13 When at a wedding in some far-flung corner of the world, do you ever feel a strange urge to start mumbling "Beef or salmon? Beef or salmon? Beef or salmon?", like a mantra devised by the world's hungriest but most indecisive Buddhist?

14 Do you agree with Brendan Behan when he said the Irish have a psychosis where other races have a national character? And are you only agreeing because you are undergoing a psychotic episode right now?

15 Work out what proportion of the national genetic code the following comprise: maudlin sentimentality; annoyance at the weather; mindless craic; enmity towards the British; pronunciation of "British" as "Burritteesh"; pure double-blended whiskey; tendency towards writing of epic poetry; proteins and trace elements.

16 Does your own DNA reject the typical double helix formation for an approximation of the contours of a stout glass?

17 Have you ever suffered any of the following Irish-specific ailments: Sport Obsession Disease; Gargle-itis; Begrudger's Scowl; Post-Colonial Identity Self-Annihilation Syndrome?

18 In ancient history, the Tuatha De Dannan smashed the Fir Bolg to smithereens, driving them underground where they have lived ever since, surfacing sporadically to stock up on milk, tinned goods and essential medicines. Who the hell were any of these people? Please tell us, we genuinely don't know.
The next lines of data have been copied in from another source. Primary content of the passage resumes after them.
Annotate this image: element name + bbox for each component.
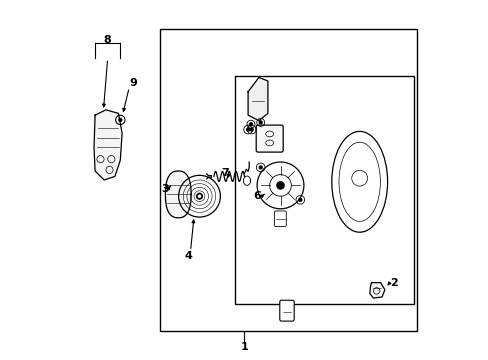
Bar [235,76,413,304]
FancyBboxPatch shape [274,211,285,226]
Text: 6: 6 [253,191,261,201]
Text: 2: 2 [389,278,397,288]
Circle shape [198,195,200,197]
Text: 1: 1 [240,342,248,352]
Polygon shape [165,171,191,218]
Text: 9: 9 [129,78,137,88]
Text: 3: 3 [161,184,169,194]
Circle shape [259,121,262,124]
FancyBboxPatch shape [256,125,283,152]
Bar [160,29,416,331]
Circle shape [298,198,301,201]
Text: 8: 8 [103,35,111,45]
Text: 5: 5 [284,303,291,313]
Text: 7: 7 [221,168,228,178]
Circle shape [259,166,262,169]
Circle shape [196,193,202,199]
FancyBboxPatch shape [279,300,294,321]
Text: 4: 4 [184,251,192,261]
Polygon shape [369,283,384,298]
Circle shape [250,128,253,131]
Polygon shape [247,77,267,121]
Circle shape [276,182,284,189]
Circle shape [246,128,249,131]
Circle shape [119,118,122,121]
Circle shape [249,123,252,126]
Polygon shape [94,110,122,180]
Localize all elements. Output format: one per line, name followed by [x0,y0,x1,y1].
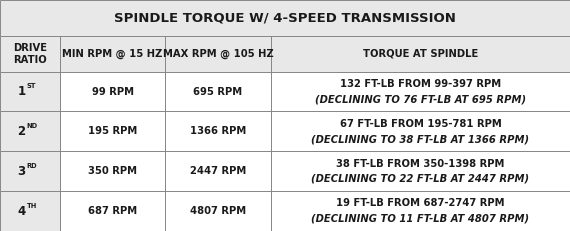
Bar [271,36,570,72]
Bar [0,72,60,112]
Text: TH: TH [26,203,37,209]
Text: (DECLINING TO 11 FT-LB AT 4807 RPM): (DECLINING TO 11 FT-LB AT 4807 RPM) [311,214,530,224]
Text: 38 FT-LB FROM 350-1398 RPM: 38 FT-LB FROM 350-1398 RPM [336,159,504,169]
Text: 99 RPM: 99 RPM [92,87,133,97]
Bar [0,151,60,191]
Text: 195 RPM: 195 RPM [88,126,137,136]
Bar [165,36,271,72]
Text: 132 FT-LB FROM 99-397 RPM: 132 FT-LB FROM 99-397 RPM [340,79,501,89]
Text: SPINDLE TORQUE W/ 4-SPEED TRANSMISSION: SPINDLE TORQUE W/ 4-SPEED TRANSMISSION [114,11,456,24]
Text: 1366 RPM: 1366 RPM [190,126,246,136]
Text: 2447 RPM: 2447 RPM [190,166,246,176]
Text: 3: 3 [17,165,25,178]
Text: 687 RPM: 687 RPM [88,206,137,216]
Text: (DECLINING TO 76 FT-LB AT 695 RPM): (DECLINING TO 76 FT-LB AT 695 RPM) [315,94,526,104]
Text: DRIVE
RATIO: DRIVE RATIO [13,43,47,64]
Text: ST: ST [26,83,36,89]
Text: (DECLINING TO 38 FT-LB AT 1366 RPM): (DECLINING TO 38 FT-LB AT 1366 RPM) [311,134,530,144]
Text: 4: 4 [17,205,25,218]
Text: 19 FT-LB FROM 687-2747 RPM: 19 FT-LB FROM 687-2747 RPM [336,198,504,208]
Text: RD: RD [26,163,37,169]
Bar [60,36,165,72]
Bar [0,0,570,36]
Bar [0,36,60,72]
Text: (DECLINING TO 22 FT-LB AT 2447 RPM): (DECLINING TO 22 FT-LB AT 2447 RPM) [311,174,530,184]
Text: 350 RPM: 350 RPM [88,166,137,176]
Text: TORQUE AT SPINDLE: TORQUE AT SPINDLE [363,49,478,59]
Text: 4807 RPM: 4807 RPM [190,206,246,216]
Text: ND: ND [26,123,38,129]
Text: 67 FT-LB FROM 195-781 RPM: 67 FT-LB FROM 195-781 RPM [340,119,501,129]
Bar [0,112,60,151]
Text: 2: 2 [17,125,25,138]
Bar [0,191,60,231]
Text: 1: 1 [17,85,25,98]
Text: 695 RPM: 695 RPM [193,87,243,97]
Text: MIN RPM @ 15 HZ: MIN RPM @ 15 HZ [62,49,163,59]
Text: MAX RPM @ 105 HZ: MAX RPM @ 105 HZ [162,49,274,59]
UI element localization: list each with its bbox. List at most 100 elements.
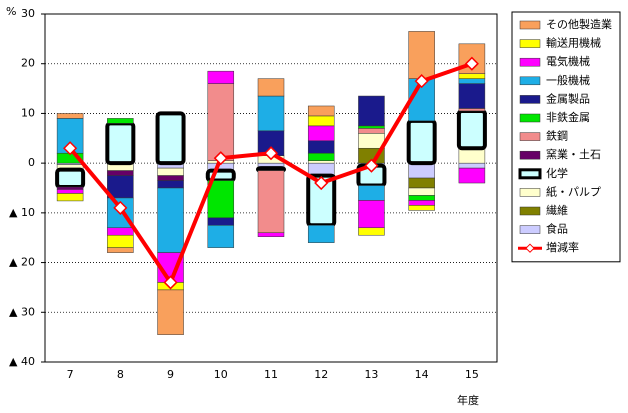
line-marker [163,275,178,290]
bar-segment [107,247,134,253]
bar-segment [458,73,486,79]
bar-segment [358,227,385,236]
legend-swatch [519,95,541,104]
bar-segment [358,125,385,129]
line-marker [263,146,279,161]
bar-segment [408,177,435,189]
y-tick-label: ▲ 10 [9,206,35,219]
x-tick-label: 14 [415,368,429,381]
bar-segment [107,227,134,236]
legend-label: 金属製品 [546,91,590,105]
x-tick-label: 10 [214,368,228,381]
bar-segment [257,78,285,97]
x-tick-label: 12 [314,368,328,381]
bar-segment [458,108,486,112]
legend-swatch [519,150,541,160]
bar-segment [307,125,335,142]
legend-swatch [519,132,541,141]
bar-segment [56,113,84,119]
legend-swatch [519,76,541,86]
legend-label: 増減率 [546,240,579,254]
bar-segment [358,95,385,127]
legend-swatch [519,57,541,67]
bar-segment [408,31,435,79]
bar-segment [307,225,335,243]
x-tick-label: 7 [67,368,74,381]
bar-segment [307,140,335,154]
bar-segment [458,83,486,109]
legend-marker [525,243,535,253]
bar-segment [207,225,235,248]
bar-segment [207,217,235,226]
line-marker [364,158,379,173]
bar-segment [155,111,186,166]
bar-segment [358,185,385,201]
bar-segment [157,187,184,253]
legend-label: 一般機械 [546,73,590,87]
bar-segment [56,186,84,190]
legend-swatch [518,168,542,180]
bar-segment [458,147,486,164]
legend-swatch [519,39,541,48]
bar-segment [207,70,235,84]
bar-segment [257,170,285,233]
line-marker [314,175,329,191]
bar-segment [256,166,286,173]
x-tick-label: 11 [264,368,278,381]
bar-segment [157,289,184,335]
bar-segment [307,160,335,164]
bar-segment [408,195,435,201]
legend-swatch [519,225,541,234]
bar-segment [307,115,335,127]
bar-segment [56,193,84,202]
bar-segment [358,128,385,134]
legend-label: 化学 [546,166,568,180]
legend-label: 食品 [546,222,568,236]
bar-segment [157,167,184,176]
x-tick-label: 15 [465,368,479,381]
bar-segment [408,205,435,211]
bar-segment [55,167,86,190]
legend-label: 輸送用機械 [546,36,601,50]
bar-segment [307,152,335,161]
line-marker [414,74,429,89]
y-tick-label: 10 [21,106,35,119]
bar-segment [157,175,184,181]
bar-segment [458,167,486,184]
bar-segment [358,200,385,229]
bar-segment [107,170,134,176]
legend-swatch [519,206,541,216]
y-tick-label: 0 [28,156,35,169]
bar-segment [458,162,486,169]
y-tick-label: 30 [21,7,35,20]
legend-label: 繊維 [546,204,568,217]
x-tick-label: 13 [364,368,378,381]
legend-swatch [519,113,541,123]
legend-label: 鉄鋼 [546,129,568,143]
bar-segment [207,180,235,219]
y-tick-label: 20 [21,57,35,70]
bar-segment [207,83,235,161]
x-tick-label: 9 [167,368,174,381]
bar-segment [408,162,435,179]
bar-segment [107,234,134,248]
legend-label: 電気機械 [546,54,590,68]
line-marker [464,56,479,71]
bar-segment [257,95,285,132]
legend-label: 非鉄金属 [546,110,590,124]
bar-segment [408,200,435,206]
bar-segment [406,118,437,166]
line-marker [113,200,128,215]
y-tick-label: ▲ 30 [9,305,35,318]
legend-swatch [519,188,541,197]
unit-label: % [6,5,16,18]
bar-segment [157,180,184,189]
bar-segment [458,78,486,84]
line-marker [213,151,228,166]
x-axis-label: 年度 [457,393,479,407]
bar-segment [107,118,134,124]
bar-segment [307,105,335,117]
y-tick-label: ▲ 40 [9,355,35,368]
y-tick-label: ▲ 20 [9,256,35,269]
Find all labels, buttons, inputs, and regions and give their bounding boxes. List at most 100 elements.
19 Have you ever seen The Book of Kells? It's right nice, isn't it? Lovely drawings in it.

20 How many times could you bear to hear the term "Celtic Tiger" before an inescapable urge descended on you to murder the man responsible for coining it? Four or five, maybe?

21 What is the best thing about the St Patrick's Festival? A) The nice shamrock. B) The booze-sodden violent anarchy. C) The crappy papier maché things that cost about a trillion euro and only float for a short while before sinking into the murky depths of the Liffey. D) The annoying fact that it used to be just called plain old St Patrick's Day and then they changed it for no reason.

22 What happened to the word "Day", anyway? Was it destroyed by Army word-disposal experts in a controlled explosion sometime around 2001?

23 Are you prone to a spot of hop-leppin' or buck-leppin' from time to time?

24 Have you ever actually heard the pipes, the pipes a-callin', either from glen to glen, or alternatively, down the mountainside?

25 Do you consider a rasher sandwich to be the pinnacle of culinary excellence?